Diphenyl carbonate

Administrative data

Description of key information

Additional information

Transport and distribution

The organic-water partition coefficient (Koc) for diphenyl carbonate is 439, 740 and 3926, accepted calculation methods (Currenta, 2008a). This indicates a moderate to high potential for adsorption.

Diphenyl carbonate has a Henry's law constant of 0.23 Pa m³/mol, EPI-Suite (Currenta, 2008a WS/VP). 

 

The main target compartment for diphenyl carbonate is water with 72 %, followed by soil and sediment with 11 % each, Mackay fugacity model level I (Currenta, 2008c).

 

Adsorption /desorption

In the key study, the organic-water partition coefficient (Koc) for diphenyl carbonate has been identified as 439, 740 and 3926, using different accepted calculation methods (Currenta, 2008a). This indicates a moderate to high potential for adsorption.

The values were calculated using PCKOC (v. 1.66) of EPI-Suite (v. 3.20) as well as according to Sabljic (1995, QSAR modelling of soil sorption, Improvements and systematics of logKoc vs. logKow correlations, Chemosphere, Vol. 31, 4498-4514) and Gerstl (1990, Estimation of organic chemical sorption by soils, Journal of Contaminant Hydrology, 6, 357-375).

The Sablijc and Gerstl methods are based on statistical relationships between Koc and the octanol/water partition coefficient (Kow); the EPI Suite calculations are based upon the molecule’s structure using the molecular connectivity method.

The Koc was determined to be 439 (Sabljic), 740 (Gerstl) and 3926 (EPI-Suite).

 

Henry’s Law constant

This endpoint is addressed with two studies, one key and one supporting. The distribution of diphenyl carbonate between aqueous solutions and air was derived using two different methods. The key study was selected on the basis that it was considered to be more accurate due to measured values for water solubility and vapour pressure being used for estimation. 

The key study (Currenta, 2008a WS/VP) identifies the Henry's Law constant as 0.23 Pa m³/mol at 20 °C and is derived from the ratio of water solubility to vapour pressure.

In the supporting study (Currenta, 2008a bond method), a Henry’s Law constant was calculated using the bond contribution method of HENRYWin (v3.10) of EPI Suite (v3.20) of the U.S. Environmental Protection Agency.

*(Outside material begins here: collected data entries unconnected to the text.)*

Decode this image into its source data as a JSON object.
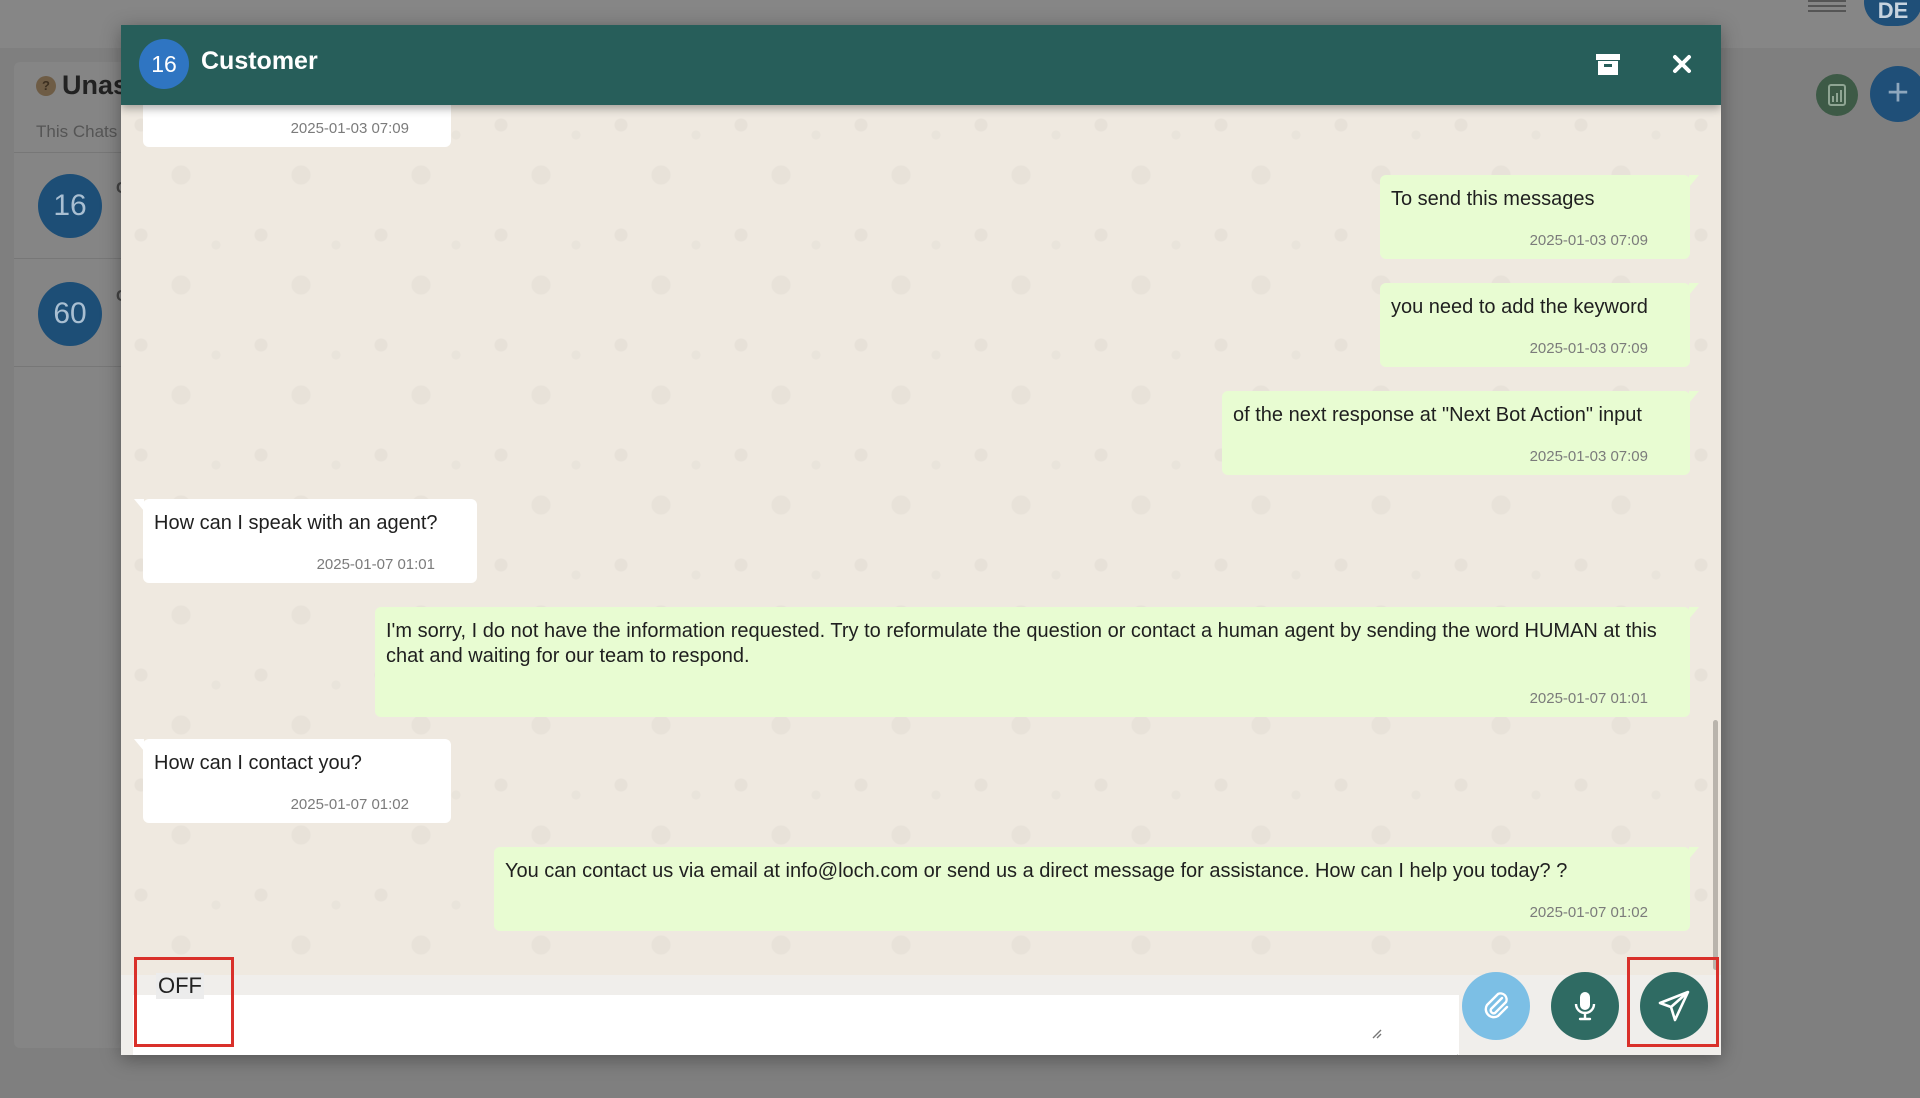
{
  "background": {
    "panel_title": "Unas",
    "panel_subtitle": "This Chats",
    "user_avatar_initials": "DE",
    "chats": [
      {
        "avatar": "16",
        "initial": "C"
      },
      {
        "avatar": "60",
        "initial": "C"
      }
    ],
    "icons": {
      "help": "question-icon",
      "report": "report-icon",
      "add": "plus-icon",
      "menu": "hamburger-icon"
    }
  },
  "modal": {
    "avatar_number": "16",
    "title": "Customer",
    "archive_icon": "archive-icon",
    "close_label": "✕"
  },
  "messages": [
    {
      "direction": "in",
      "text": "",
      "time": "2025-01-03 07:09"
    },
    {
      "direction": "out",
      "text": "To send this messages",
      "time": "2025-01-03 07:09"
    },
    {
      "direction": "out",
      "text": "you need to add the keyword",
      "time": "2025-01-03 07:09"
    },
    {
      "direction": "out",
      "text": "of the next response at \"Next Bot Action\" input",
      "time": "2025-01-03 07:09"
    },
    {
      "direction": "in",
      "text": "How can I speak with an agent?",
      "time": "2025-01-07 01:01"
    },
    {
      "direction": "out",
      "text": "I'm sorry, I do not have the information requested. Try to reformulate the question or contact a human agent by sending the word HUMAN at this chat and waiting for our team to respond.",
      "time": "2025-01-07 01:01"
    },
    {
      "direction": "in",
      "text": "How can I contact you?",
      "time": "2025-01-07 01:02"
    },
    {
      "direction": "out",
      "text": "You can contact us via email at info@loch.com or send us a direct message for assistance. How can I help you today? ?",
      "time": "2025-01-07 01:02"
    }
  ],
  "composer": {
    "input_value": "OFF",
    "icons": {
      "attach": "paperclip-icon",
      "mic": "microphone-icon",
      "send": "send-icon"
    }
  },
  "colors": {
    "header": "#275e5a",
    "outgoing_bubble": "#e8fcd2",
    "incoming_bubble": "#ffffff",
    "chat_background": "#efe9e0",
    "attach_button": "#7cbfe5",
    "action_button": "#2f6b63",
    "highlight": "#d9302a"
  }
}
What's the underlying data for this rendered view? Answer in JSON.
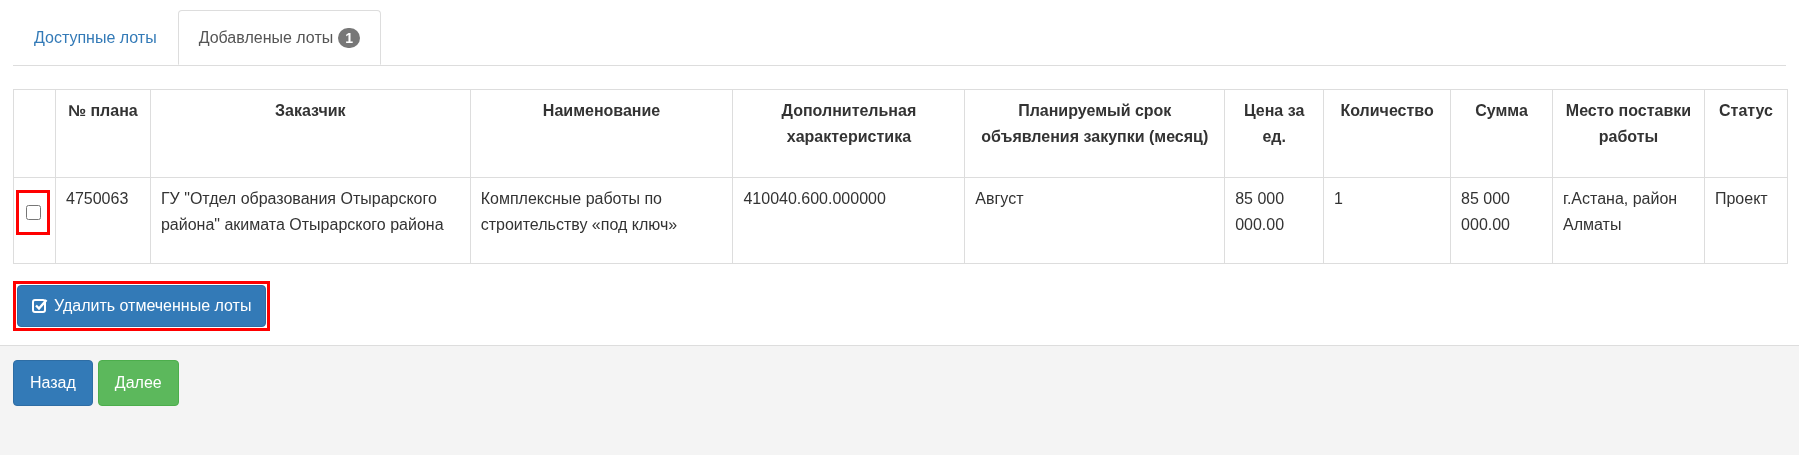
{
  "tabs": [
    {
      "label": "Доступные лоты",
      "selected": false
    },
    {
      "label": "Добавленые лоты",
      "badge": "1",
      "selected": true
    }
  ],
  "table": {
    "columns": [
      "№ плана",
      "Заказчик",
      "Наименование",
      "Дополнительная характеристика",
      "Планируемый срок объявления закупки (месяц)",
      "Цена за ед.",
      "Количество",
      "Сумма",
      "Место поставки работы",
      "Статус"
    ],
    "rows": [
      {
        "checked": false,
        "highlighted": true,
        "cells": [
          "4750063",
          "ГУ \"Отдел образования Отырарского района\" акимата Отырарского района",
          "Комплексные работы по строительству «под ключ»",
          "410040.600.000000",
          "Август",
          "85 000 000.00",
          "1",
          "85 000 000.00",
          "г.Астана, район Алматы",
          "Проект"
        ]
      }
    ]
  },
  "delete_button": {
    "label": "Удалить отмеченные лоты",
    "highlighted": true
  },
  "footer_buttons": [
    {
      "label": "Назад",
      "kind": "primary"
    },
    {
      "label": "Далее",
      "kind": "success"
    }
  ]
}
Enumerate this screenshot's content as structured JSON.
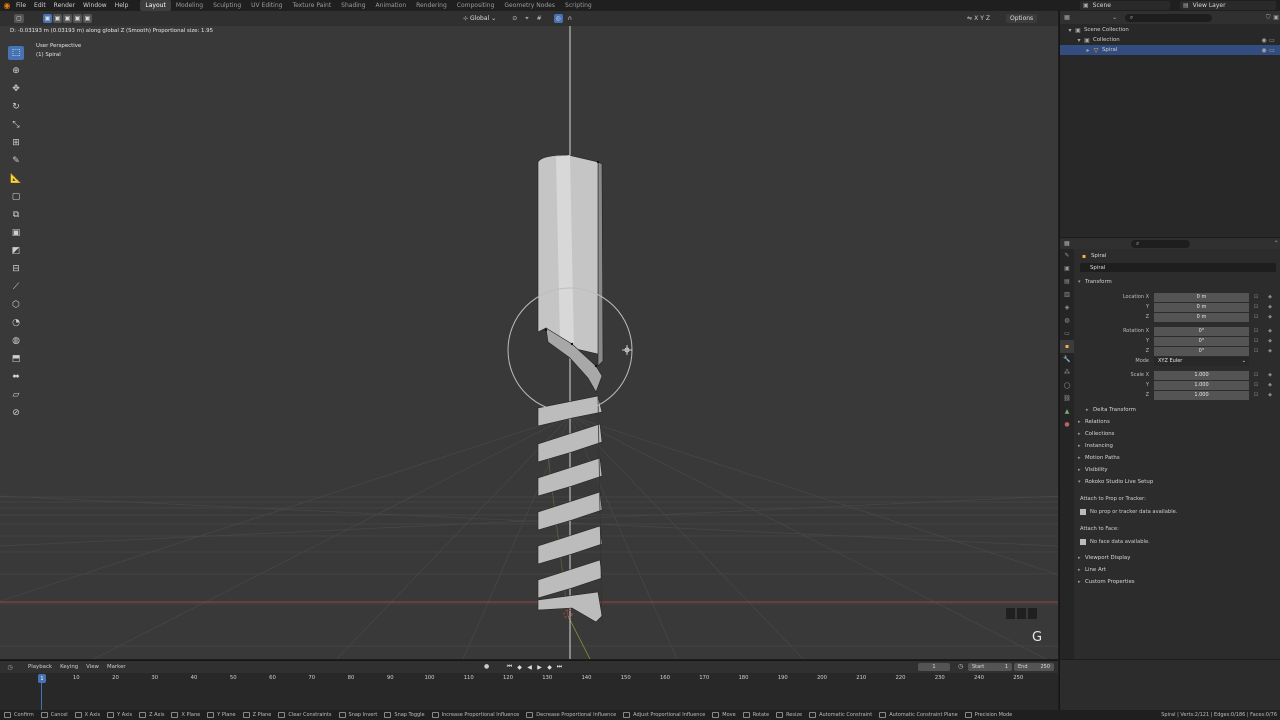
{
  "menu": {
    "items": [
      "File",
      "Edit",
      "Render",
      "Window",
      "Help"
    ],
    "workspaces": [
      "Layout",
      "Modeling",
      "Sculpting",
      "UV Editing",
      "Texture Paint",
      "Shading",
      "Animation",
      "Rendering",
      "Compositing",
      "Geometry Nodes",
      "Scripting"
    ],
    "active_workspace": "Layout",
    "scene": "Scene",
    "view_layer": "View Layer"
  },
  "viewport": {
    "header_status": "D: -0.03193 m (0.03193 m) along global Z (Smooth)   Proportional size: 1.95",
    "transform_orientation": "Global",
    "options_label": "Options",
    "axes_labels": [
      "X",
      "Y",
      "Z"
    ],
    "perspective": "User Perspective",
    "object_name": "(1) Spiral",
    "key_overlay": "G",
    "accent_color": "#4772b3",
    "grid_color": "#484848",
    "x_axis_color": "#a34444",
    "y_axis_color": "#7a9637"
  },
  "toolbar": {
    "tools": [
      "select-box-icon",
      "cursor-icon",
      "move-icon",
      "rotate-icon",
      "scale-icon",
      "transform-icon",
      "annotate-icon",
      "measure-icon",
      "add-cube-icon",
      "extrude-icon",
      "inset-icon",
      "bevel-icon",
      "loop-cut-icon",
      "knife-icon",
      "poly-build-icon",
      "spin-icon",
      "smooth-icon",
      "edge-slide-icon",
      "shrink-fatten-icon",
      "shear-icon",
      "rip-icon"
    ],
    "active_index": 0
  },
  "outliner": {
    "rows": [
      {
        "label": "Scene Collection",
        "indent": 0,
        "icon": "collection-icon",
        "selected": false
      },
      {
        "label": "Collection",
        "indent": 1,
        "icon": "collection-icon",
        "selected": false
      },
      {
        "label": "Spiral",
        "indent": 2,
        "icon": "mesh-icon",
        "selected": true
      }
    ]
  },
  "properties": {
    "object_title": "Spiral",
    "object_name_field": "Spiral",
    "transform_header": "Transform",
    "location": {
      "label_x": "Location X",
      "label_y": "Y",
      "label_z": "Z",
      "x": "0 m",
      "y": "0 m",
      "z": "0 m"
    },
    "rotation": {
      "label_x": "Rotation X",
      "label_y": "Y",
      "label_z": "Z",
      "x": "0°",
      "y": "0°",
      "z": "0°"
    },
    "mode": {
      "label": "Mode",
      "value": "XYZ Euler"
    },
    "scale": {
      "label_x": "Scale X",
      "label_y": "Y",
      "label_z": "Z",
      "x": "1.000",
      "y": "1.000",
      "z": "1.000"
    },
    "delta_transform": "Delta Transform",
    "panels": [
      "Relations",
      "Collections",
      "Instancing",
      "Motion Paths",
      "Visibility"
    ],
    "rokoko_header": "Rokoko Studio Live Setup",
    "attach_prop_label": "Attach to Prop or Tracker:",
    "attach_prop_note": "No prop or tracker data available.",
    "attach_face_label": "Attach to Face:",
    "attach_face_note": "No face data available.",
    "panels_after": [
      "Viewport Display",
      "Line Art",
      "Custom Properties"
    ]
  },
  "timeline": {
    "menus": [
      "Playback",
      "Keying",
      "View",
      "Marker"
    ],
    "current_frame": "1",
    "start_label": "Start",
    "start": "1",
    "end_label": "End",
    "end": "250",
    "ticks": [
      "10",
      "20",
      "30",
      "40",
      "50",
      "60",
      "70",
      "80",
      "90",
      "100",
      "110",
      "120",
      "130",
      "140",
      "150",
      "160",
      "170",
      "180",
      "190",
      "200",
      "210",
      "220",
      "230",
      "240",
      "250"
    ],
    "playhead_frame": "1"
  },
  "statusbar": {
    "items": [
      "Confirm",
      "Cancel",
      "X Axis",
      "Y Axis",
      "Z Axis",
      "X Plane",
      "Y Plane",
      "Z Plane",
      "Clear Constraints",
      "Snap Invert",
      "Snap Toggle",
      "Increase Proportional Influence",
      "Decrease Proportional Influence",
      "Adjust Proportional Influence",
      "Move",
      "Rotate",
      "Resize",
      "Automatic Constraint",
      "Automatic Constraint Plane",
      "Precision Mode"
    ],
    "stats": "Spiral | Verts:2/121 | Edges:0/186 | Faces:0/76"
  }
}
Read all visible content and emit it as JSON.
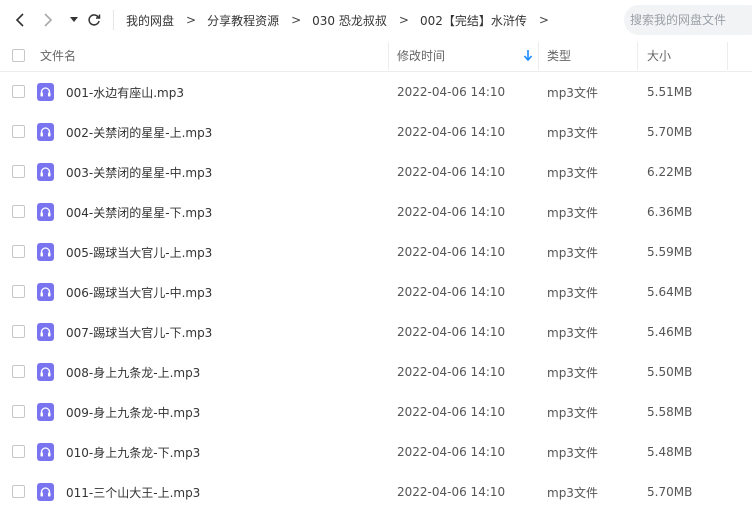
{
  "breadcrumb": [
    {
      "label": "我的网盘"
    },
    {
      "label": "分享教程资源"
    },
    {
      "label": "030 恐龙叔叔"
    },
    {
      "label": "002【完结】水浒传"
    }
  ],
  "search": {
    "placeholder": "搜索我的网盘文件"
  },
  "columns": {
    "name": "文件名",
    "modified": "修改时间",
    "type": "类型",
    "size": "大小"
  },
  "sort": {
    "column": "modified",
    "direction": "descending",
    "icon": "arrow-down-icon"
  },
  "accent_color": "#1a8cff",
  "file_icon_color": "#7b74f0",
  "files": [
    {
      "name": "001-水边有座山.mp3",
      "modified": "2022-04-06 14:10",
      "type": "mp3文件",
      "size": "5.51MB"
    },
    {
      "name": "002-关禁闭的星星-上.mp3",
      "modified": "2022-04-06 14:10",
      "type": "mp3文件",
      "size": "5.70MB"
    },
    {
      "name": "003-关禁闭的星星-中.mp3",
      "modified": "2022-04-06 14:10",
      "type": "mp3文件",
      "size": "6.22MB"
    },
    {
      "name": "004-关禁闭的星星-下.mp3",
      "modified": "2022-04-06 14:10",
      "type": "mp3文件",
      "size": "6.36MB"
    },
    {
      "name": "005-踢球当大官儿-上.mp3",
      "modified": "2022-04-06 14:10",
      "type": "mp3文件",
      "size": "5.59MB"
    },
    {
      "name": "006-踢球当大官儿-中.mp3",
      "modified": "2022-04-06 14:10",
      "type": "mp3文件",
      "size": "5.64MB"
    },
    {
      "name": "007-踢球当大官儿-下.mp3",
      "modified": "2022-04-06 14:10",
      "type": "mp3文件",
      "size": "5.46MB"
    },
    {
      "name": "008-身上九条龙-上.mp3",
      "modified": "2022-04-06 14:10",
      "type": "mp3文件",
      "size": "5.50MB"
    },
    {
      "name": "009-身上九条龙-中.mp3",
      "modified": "2022-04-06 14:10",
      "type": "mp3文件",
      "size": "5.58MB"
    },
    {
      "name": "010-身上九条龙-下.mp3",
      "modified": "2022-04-06 14:10",
      "type": "mp3文件",
      "size": "5.48MB"
    },
    {
      "name": "011-三个山大王-上.mp3",
      "modified": "2022-04-06 14:10",
      "type": "mp3文件",
      "size": "5.70MB"
    }
  ]
}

A Henry´s law constant of 8.59 Pa m³/mol at 25 °C was obtained.

 

Distribution modelling

In the key study (Currenta, 2008b) the fate of diphenyl carbonate in the environment was evaluated in the Fugacity Model Mackay Level I, used to give a trend tendency of the media into which the substance will likely be distributed. The distribution of diphenyl carbonate in a "unit world" is calculated based on the physico-chemical properties.

The simulation of the multimedia model is based on the equilibrium distribution of a fixed quantity of a conserved (i.e. non-reacting) chemical, in a closed environment at equilibrium, with no degrading reactions, no advective processes, and no intermedia transport processes (e.g. no wet deposition, or sedimentation). The chemical is assumed to become instantaneously distributed to an equilibrium condition (Mackay, D: Multimedia Environmental Models, The Fugacity Approach, Lewis Publishers, Inc. Chelsea, Michigan, 1991). In the model diphenyl carbonate is treated as a type 1 chemical, i.e. the substance partitions into all environmental media. Estimation is carried out for an environmental temperature of 25 °C. 

The main target compartment for diphenyl carbonate is water with 72 %, followed by soil and sediment with 11 % each.